I learned some lessons in pursuit of this story. The primary lesson was one of persistence: The persistent presence of reporters asking for files and interviews, attending every meeting and tour, wandering off on their own to look more widely, questioning every aspect of a dumpsite and where the waste came from and where else did it go, documenting known health effects of the toxic substances and the health problems of people in the area. This persistence, I learned, can pressure agencies to do their jobs.
I was reminded of something we can let slip in the press of deadlines – how important it is to check out every official claim. Our reporting compared these claims with information provided by residents, their lawyers and investigators, environmentalists who showed sludge in places that were brought to EPA or state attention years ago yet never got removed. We reported on a nonprofit watchdog group’s independent testing that showed higher levels of toxic substances than EPA said Ford consultants found. That spurred Record editors to have our own testing done.

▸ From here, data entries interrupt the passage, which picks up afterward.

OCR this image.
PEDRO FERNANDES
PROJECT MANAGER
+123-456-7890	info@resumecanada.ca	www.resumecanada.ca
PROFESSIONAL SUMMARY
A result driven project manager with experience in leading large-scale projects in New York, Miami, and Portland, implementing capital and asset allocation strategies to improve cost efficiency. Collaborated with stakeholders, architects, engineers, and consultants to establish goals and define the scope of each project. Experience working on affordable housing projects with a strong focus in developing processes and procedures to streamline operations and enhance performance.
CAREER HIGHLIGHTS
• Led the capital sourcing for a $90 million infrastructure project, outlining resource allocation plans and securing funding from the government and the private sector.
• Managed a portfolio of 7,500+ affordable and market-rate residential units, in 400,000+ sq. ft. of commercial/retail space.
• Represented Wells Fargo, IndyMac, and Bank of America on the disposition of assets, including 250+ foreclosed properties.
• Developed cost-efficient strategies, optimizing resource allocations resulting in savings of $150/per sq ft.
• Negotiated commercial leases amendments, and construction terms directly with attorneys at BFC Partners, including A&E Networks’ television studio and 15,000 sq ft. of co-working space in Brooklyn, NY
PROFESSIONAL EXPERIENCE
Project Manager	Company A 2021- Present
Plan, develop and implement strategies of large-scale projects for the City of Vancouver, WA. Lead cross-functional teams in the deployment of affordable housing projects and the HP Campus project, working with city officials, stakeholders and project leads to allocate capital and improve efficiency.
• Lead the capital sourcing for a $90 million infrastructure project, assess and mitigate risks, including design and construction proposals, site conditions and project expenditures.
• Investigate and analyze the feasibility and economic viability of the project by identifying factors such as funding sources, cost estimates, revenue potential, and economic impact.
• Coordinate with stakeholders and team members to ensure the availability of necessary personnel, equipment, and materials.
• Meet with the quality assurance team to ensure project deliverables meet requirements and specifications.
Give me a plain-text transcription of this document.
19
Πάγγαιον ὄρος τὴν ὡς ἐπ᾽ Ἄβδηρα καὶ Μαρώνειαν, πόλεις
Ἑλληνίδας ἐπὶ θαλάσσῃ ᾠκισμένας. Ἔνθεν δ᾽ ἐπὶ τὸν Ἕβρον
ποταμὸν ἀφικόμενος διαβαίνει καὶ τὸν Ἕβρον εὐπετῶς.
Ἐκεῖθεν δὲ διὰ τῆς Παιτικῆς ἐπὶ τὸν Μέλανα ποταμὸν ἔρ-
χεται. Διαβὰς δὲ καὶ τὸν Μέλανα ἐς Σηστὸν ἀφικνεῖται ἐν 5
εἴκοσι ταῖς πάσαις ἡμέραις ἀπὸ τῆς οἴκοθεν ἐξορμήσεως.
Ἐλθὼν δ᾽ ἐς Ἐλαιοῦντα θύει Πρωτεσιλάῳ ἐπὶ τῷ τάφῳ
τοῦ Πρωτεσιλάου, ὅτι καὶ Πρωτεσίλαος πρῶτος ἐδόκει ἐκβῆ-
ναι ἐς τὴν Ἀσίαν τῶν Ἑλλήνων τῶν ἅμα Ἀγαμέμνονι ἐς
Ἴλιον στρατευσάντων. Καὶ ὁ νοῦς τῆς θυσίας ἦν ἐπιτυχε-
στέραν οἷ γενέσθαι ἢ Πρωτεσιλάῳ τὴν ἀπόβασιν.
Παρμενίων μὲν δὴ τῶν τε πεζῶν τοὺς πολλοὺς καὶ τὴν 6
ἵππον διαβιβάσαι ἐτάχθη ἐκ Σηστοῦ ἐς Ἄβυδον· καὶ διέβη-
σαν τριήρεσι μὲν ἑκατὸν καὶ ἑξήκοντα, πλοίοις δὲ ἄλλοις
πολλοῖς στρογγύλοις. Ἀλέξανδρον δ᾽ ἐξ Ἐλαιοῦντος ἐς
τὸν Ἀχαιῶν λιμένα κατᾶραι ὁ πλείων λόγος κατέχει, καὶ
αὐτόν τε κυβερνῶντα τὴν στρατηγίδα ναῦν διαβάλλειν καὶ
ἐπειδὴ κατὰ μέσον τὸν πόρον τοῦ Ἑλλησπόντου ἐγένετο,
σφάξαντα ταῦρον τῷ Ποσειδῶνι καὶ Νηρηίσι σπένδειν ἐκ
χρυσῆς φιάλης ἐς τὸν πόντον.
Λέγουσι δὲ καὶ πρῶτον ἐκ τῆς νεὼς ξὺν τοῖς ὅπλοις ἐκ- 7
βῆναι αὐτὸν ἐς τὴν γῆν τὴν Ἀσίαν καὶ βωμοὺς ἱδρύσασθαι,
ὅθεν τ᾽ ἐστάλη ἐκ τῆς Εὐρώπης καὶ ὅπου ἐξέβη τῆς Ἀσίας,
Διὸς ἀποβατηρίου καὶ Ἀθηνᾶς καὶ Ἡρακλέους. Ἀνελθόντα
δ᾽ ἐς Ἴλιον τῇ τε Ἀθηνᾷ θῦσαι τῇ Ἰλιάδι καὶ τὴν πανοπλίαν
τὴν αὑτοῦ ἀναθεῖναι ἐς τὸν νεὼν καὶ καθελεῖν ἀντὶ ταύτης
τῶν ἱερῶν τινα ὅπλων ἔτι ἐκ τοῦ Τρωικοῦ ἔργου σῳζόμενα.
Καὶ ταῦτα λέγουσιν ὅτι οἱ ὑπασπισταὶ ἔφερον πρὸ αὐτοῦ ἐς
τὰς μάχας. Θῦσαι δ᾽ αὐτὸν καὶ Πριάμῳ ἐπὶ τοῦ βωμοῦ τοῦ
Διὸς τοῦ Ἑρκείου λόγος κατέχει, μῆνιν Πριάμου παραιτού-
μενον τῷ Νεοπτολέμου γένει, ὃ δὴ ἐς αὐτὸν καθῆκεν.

Government is promising to make sure that, this time, Ford’s mess in Ringwood will be cleaned up. “Toxic Legacy” has made us better prepared to report the progress of that promise.
The full “Toxic Legacy” report, including test results, key documents, maps, photos and video, is available at www.toxiclegacy.com.
Jan Barry is a staff writer for The Record. “Toxic
Legacy” won the New Jersey Press Association’s
2005 public service award and an IRE Medal.